On sale since 2016, the 3008 is being touted by the brand as its most important model aimed at the burgeoning C-SUV segment occupied by heavy hitters such as the Volkswagen Tiguan, Toyota RAV4, Mazda CX-5 and Hyundai Tucson to name but a few.
With aesthetics often being a dealmaker or breaker, the restyle has worked in the 3008’s favour as it simply looks stunning, even more so in the Celebs Blue, Ultimate Red and Vertigo Blue hues that make up the seven colour options.
GT rides as standard on 19-inch alloy wheels
Though lacking the marque’s restyled retro lion badge that will become available later, the tweaks include more aggressive LED headlights, a frameless grille, redesigned LED daytime running lights, the now signature three-claw LED taillights and in the case of the top-spec GT sampled at the launch in Cape Town, eye-catching 19-inch alloy wheels.
The trump card of the 3008 though is what resides inside. Sporting Peugeot’s latest i-Cockpit, the interior not only looks upmarket and stylish, but feels expensive in spite of the clunky faux aluminium strip on the passenger side.
Interior feels expensive and looks as modern as it is stylish
Trimmed in otherwise soft-touch plastics and now resplendent with a surprisingly good looking dark lime wood veneer, the GT comes as standard with a frameless rear-view mirror and Nappa leather seats trimmed in black or in must-have red.
New on the specification front is the ten-inch touchscreen infotainment with piano key shortcut toggle switches as well as Apple CarPlay and Android Auto, the 12.3-inch digital instrument cluster and a GT exclusive 515-watt Focal sound system.
On the safety side, Adaptive Cruise Control has been added along with Lane Keep Assist, revised Traffic Sign Recognition and Autonomous Emergency Braking with Pedestrian and Cyclist Detection.
Focal sound system is exclusive to the GT
Tech carried over is Blind Spot Monitoring, the 180-degree or 360-degree Visiopark camera system, heated front seats with massaging function for the driver, Park Assist, an automatic tailgate, Lane Departure Warning and an optional sunroof on the GT.
Out on the launch route, which included the scenic Oukaapse Weg, Simon’s Town and Kommetjie before returning to the Mother City’s via Chapman’s Peak, the 3008 proved something of a hit-and-miss on a number of fronts.
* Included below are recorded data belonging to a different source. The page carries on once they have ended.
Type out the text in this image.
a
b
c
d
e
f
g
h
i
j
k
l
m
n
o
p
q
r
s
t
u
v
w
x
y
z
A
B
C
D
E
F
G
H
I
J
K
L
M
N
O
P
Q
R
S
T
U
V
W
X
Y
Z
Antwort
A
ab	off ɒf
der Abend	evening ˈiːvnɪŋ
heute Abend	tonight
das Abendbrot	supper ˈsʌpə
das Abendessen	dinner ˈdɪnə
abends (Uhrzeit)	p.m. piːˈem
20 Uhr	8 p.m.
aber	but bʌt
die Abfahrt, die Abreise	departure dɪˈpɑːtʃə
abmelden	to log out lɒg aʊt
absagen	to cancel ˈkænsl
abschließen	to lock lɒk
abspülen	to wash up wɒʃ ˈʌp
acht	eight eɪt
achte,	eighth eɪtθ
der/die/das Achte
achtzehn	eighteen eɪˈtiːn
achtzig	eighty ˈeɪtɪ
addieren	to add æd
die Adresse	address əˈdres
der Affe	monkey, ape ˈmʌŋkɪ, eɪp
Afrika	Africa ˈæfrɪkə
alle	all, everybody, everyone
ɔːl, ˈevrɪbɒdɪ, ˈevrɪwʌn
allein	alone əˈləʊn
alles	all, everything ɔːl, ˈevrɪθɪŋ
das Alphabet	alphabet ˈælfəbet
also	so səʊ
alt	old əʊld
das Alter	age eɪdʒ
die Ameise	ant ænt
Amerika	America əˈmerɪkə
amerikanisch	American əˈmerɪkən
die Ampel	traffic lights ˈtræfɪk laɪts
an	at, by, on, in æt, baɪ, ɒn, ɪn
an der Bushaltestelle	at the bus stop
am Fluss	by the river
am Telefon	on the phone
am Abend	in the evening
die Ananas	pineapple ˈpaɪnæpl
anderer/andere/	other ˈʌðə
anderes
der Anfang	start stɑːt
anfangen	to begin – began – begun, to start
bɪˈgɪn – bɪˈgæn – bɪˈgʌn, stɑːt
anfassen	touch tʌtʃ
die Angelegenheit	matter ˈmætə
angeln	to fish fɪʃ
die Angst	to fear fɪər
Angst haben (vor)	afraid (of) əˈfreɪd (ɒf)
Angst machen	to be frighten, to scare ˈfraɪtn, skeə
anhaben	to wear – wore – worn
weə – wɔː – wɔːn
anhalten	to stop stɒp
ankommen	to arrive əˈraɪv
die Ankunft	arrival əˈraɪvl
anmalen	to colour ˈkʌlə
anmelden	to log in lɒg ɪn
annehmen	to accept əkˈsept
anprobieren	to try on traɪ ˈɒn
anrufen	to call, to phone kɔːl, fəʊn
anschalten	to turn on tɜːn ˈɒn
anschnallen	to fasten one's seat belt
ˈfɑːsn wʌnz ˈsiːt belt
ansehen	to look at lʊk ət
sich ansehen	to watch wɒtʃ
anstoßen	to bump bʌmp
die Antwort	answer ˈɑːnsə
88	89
While comfortable from behind the sporty small steering wheel, the mentioned infotainment system is not the most user friendly from the get-go, though familiarisation will prove otherwise.
Given its name, the ride, while typically French car plush and cosseting, became lumpy and hard on less well paved surfaces, not helped by those 19-inch wheels or indeed selecting Sport mode on the three mode selector; Eco and Normal being the others.
3008 GT badge
The biggest point of tardiness though is the drivetrain. As before, the 3008 range, comprising Active, Allure and GT trim levels, offers a single combination Peugeot says was the result of extensive market research; the 1.6 PureTech turbocharged petrol paired to a six-speed automatic gearbox.
Producing 121kW/240Nm, the unit felt punchy initially, but lost its bite soon after, not helped by the ‘box varying between slick and in some cases, slow to shift down. Opting for the steering wheel mounted paddles did improve matters a bit.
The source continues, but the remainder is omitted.